The grounds are quiet now, and the prospects for the 2020 summer season are still unclear. Still, the Perlmans have been organizing virtual concerts in recent weeks, for us all to enjoy on YouTube. I don’t think you need to be too tech-savvy to pull up one of the concerts on a smartphone to provide a classical, mellow soundtrack for your walk.

The road provides lots of bends and hills to keep it interesting as you turn toward the left and follow Rocky Point Avenue, then Belvedere Avenue to Nostrand Parkway. This road is lined with large old mansions whose lawns slope down to the bay; fishermen plying these waters refer to the site as Greenlawns.

There are also large wooded tracts that suggest what the Island looked like long before becoming increasingly developed. You may well see some deer, or possibly a box turtle who could use a little help crossing the road to safety. Nostrand will also give you a good challenge with a steep hill before it ends, bringing you to the other end of Rocky Point Road.

Not on the 5K route, but a popular stop is a few yards off to the left, the Island’s famous Kissing Rock, for which no explanation is needed.

Rocky Point takes you past the grounds of Camp Quinipet, also waiting to see if campers return in the summer. The enormous boulders on the Quinipet grounds were left by a melting glacier 10,000 years ago. You’ll now round the bend onto Shore Road, the beginning of our beautiful crescent of a beach.

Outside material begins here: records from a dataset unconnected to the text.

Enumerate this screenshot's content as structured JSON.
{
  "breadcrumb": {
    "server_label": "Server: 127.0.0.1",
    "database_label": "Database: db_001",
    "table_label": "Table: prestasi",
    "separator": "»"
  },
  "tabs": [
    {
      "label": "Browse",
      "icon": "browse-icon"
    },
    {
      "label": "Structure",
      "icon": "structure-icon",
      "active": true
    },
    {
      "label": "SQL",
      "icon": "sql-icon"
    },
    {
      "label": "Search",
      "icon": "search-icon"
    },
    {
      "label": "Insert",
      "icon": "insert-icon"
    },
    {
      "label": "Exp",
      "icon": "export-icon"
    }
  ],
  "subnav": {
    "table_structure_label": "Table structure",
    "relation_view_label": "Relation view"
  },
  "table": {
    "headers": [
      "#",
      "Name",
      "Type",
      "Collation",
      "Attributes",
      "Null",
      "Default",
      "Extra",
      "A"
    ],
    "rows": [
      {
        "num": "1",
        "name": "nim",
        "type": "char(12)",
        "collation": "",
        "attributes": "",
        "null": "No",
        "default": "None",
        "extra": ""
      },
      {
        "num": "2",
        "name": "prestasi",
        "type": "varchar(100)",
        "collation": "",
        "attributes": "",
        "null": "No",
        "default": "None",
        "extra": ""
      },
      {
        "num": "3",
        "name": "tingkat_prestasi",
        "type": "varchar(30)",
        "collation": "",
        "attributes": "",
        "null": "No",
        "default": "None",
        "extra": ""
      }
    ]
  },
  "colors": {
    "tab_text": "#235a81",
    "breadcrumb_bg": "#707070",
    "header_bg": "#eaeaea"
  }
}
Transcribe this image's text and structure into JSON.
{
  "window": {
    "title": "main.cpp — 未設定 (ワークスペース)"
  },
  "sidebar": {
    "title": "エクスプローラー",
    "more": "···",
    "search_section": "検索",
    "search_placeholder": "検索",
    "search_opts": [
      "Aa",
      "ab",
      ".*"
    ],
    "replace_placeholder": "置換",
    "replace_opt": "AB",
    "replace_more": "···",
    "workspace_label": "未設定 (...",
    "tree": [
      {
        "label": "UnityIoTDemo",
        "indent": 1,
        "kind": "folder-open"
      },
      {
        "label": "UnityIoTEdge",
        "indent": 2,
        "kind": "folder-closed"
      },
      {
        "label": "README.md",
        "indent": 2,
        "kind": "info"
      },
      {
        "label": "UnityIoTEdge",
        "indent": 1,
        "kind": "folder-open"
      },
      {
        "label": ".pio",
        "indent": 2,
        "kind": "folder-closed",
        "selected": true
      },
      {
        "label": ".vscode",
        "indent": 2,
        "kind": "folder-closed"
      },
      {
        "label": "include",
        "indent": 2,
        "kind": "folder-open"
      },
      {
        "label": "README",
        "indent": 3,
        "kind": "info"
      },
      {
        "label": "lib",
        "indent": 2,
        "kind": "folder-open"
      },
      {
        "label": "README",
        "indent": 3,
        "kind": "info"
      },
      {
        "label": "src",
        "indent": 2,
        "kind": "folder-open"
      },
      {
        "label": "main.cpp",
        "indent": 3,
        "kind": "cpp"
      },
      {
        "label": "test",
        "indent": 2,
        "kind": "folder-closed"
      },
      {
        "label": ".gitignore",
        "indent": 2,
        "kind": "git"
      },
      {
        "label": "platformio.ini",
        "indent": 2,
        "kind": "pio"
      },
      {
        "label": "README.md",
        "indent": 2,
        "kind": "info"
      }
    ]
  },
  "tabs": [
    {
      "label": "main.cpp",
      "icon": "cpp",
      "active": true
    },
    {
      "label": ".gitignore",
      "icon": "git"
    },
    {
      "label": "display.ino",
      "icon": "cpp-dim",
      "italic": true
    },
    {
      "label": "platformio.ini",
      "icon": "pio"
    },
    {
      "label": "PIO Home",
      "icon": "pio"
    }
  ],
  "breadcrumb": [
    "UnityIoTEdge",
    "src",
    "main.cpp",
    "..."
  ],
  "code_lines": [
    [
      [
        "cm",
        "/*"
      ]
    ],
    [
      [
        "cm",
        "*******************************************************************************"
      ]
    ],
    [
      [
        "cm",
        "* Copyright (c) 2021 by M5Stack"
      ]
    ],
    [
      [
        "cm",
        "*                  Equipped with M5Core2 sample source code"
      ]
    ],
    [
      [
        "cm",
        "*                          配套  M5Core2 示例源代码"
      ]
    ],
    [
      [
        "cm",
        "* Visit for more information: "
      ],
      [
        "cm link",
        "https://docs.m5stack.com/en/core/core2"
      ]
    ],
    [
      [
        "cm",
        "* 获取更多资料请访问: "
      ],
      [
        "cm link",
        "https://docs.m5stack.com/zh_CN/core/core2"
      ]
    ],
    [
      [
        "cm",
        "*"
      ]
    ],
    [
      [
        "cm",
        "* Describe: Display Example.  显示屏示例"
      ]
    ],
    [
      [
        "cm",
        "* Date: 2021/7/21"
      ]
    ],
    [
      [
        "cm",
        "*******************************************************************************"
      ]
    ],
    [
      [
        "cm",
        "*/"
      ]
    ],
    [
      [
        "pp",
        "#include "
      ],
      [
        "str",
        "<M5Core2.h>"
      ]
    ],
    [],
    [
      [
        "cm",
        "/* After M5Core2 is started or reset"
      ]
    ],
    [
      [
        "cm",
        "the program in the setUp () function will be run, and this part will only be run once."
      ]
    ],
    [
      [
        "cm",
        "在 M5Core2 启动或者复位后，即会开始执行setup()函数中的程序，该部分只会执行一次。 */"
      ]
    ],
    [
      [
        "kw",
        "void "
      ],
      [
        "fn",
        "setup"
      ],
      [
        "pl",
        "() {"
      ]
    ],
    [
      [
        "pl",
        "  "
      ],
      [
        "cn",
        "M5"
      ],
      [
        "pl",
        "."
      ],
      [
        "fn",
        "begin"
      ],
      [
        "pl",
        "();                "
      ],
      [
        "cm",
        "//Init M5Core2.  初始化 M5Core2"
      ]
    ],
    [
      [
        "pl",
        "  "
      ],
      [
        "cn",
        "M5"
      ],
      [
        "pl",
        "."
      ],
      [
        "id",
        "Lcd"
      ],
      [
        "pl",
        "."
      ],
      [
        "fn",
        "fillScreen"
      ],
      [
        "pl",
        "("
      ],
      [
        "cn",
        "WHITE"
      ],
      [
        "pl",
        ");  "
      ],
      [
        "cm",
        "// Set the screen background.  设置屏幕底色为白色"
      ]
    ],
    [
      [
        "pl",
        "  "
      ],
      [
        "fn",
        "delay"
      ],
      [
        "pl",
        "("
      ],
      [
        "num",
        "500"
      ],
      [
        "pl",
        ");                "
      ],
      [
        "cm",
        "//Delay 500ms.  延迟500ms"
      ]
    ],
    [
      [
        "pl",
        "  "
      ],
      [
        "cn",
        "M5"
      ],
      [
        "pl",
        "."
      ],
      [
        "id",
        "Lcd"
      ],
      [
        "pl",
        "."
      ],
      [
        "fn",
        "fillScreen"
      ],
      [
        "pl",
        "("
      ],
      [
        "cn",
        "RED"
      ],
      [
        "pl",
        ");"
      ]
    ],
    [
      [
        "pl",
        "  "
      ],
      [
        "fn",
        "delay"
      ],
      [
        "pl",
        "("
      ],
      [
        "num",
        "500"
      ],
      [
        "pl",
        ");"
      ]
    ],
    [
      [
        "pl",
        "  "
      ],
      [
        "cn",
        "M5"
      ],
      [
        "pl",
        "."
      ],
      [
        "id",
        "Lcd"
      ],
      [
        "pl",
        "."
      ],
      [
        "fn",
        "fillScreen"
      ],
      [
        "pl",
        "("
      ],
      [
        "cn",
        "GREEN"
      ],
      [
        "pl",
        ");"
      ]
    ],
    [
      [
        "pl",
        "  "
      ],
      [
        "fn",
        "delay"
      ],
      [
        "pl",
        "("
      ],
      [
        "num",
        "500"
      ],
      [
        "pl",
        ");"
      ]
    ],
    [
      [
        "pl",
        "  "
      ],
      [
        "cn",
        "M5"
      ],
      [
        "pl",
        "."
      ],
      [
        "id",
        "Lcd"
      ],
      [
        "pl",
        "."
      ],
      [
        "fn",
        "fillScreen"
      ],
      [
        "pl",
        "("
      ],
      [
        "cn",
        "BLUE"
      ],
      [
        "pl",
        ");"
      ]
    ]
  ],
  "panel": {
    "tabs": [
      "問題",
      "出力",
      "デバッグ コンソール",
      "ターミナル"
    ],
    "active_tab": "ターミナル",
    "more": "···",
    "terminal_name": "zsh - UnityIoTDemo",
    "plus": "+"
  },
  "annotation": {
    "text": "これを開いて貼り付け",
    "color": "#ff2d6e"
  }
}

The venerable Pridwin Hotel is closed this year for major renovations, but memories of weekly barbecues on the lawn come easily to mind. They will return.

This last leg along the beach, even if it’s a tough push at the end of a race, treats you to a salty sea breeze that buoys the spirit.

As you walk along the fence, you’ll come upon a plaque commemorating the beloved swimming teacher, Jack Wroble, who taught generations of children the “flutter kick on a dead man’s float” and so much more.

The finish line for the 5K is just before the now-quiet Sunset Beach restaurant. A few years ago, rock star Debbie Harry, lead singer of Blondie, was performing at a charity event at Sunset Beach. Everyone has their favorite music when out for a walk or a run, but for me, it’s always Blondie in my head. That summer day, a crowd of us gathered on the road out front to enjoy her performance and a cold beer.

She sang my favorite, a song I always connect to Shelter Island: “The tide is high, but I’m holdin’ on”…and oh yes, my friends, we are.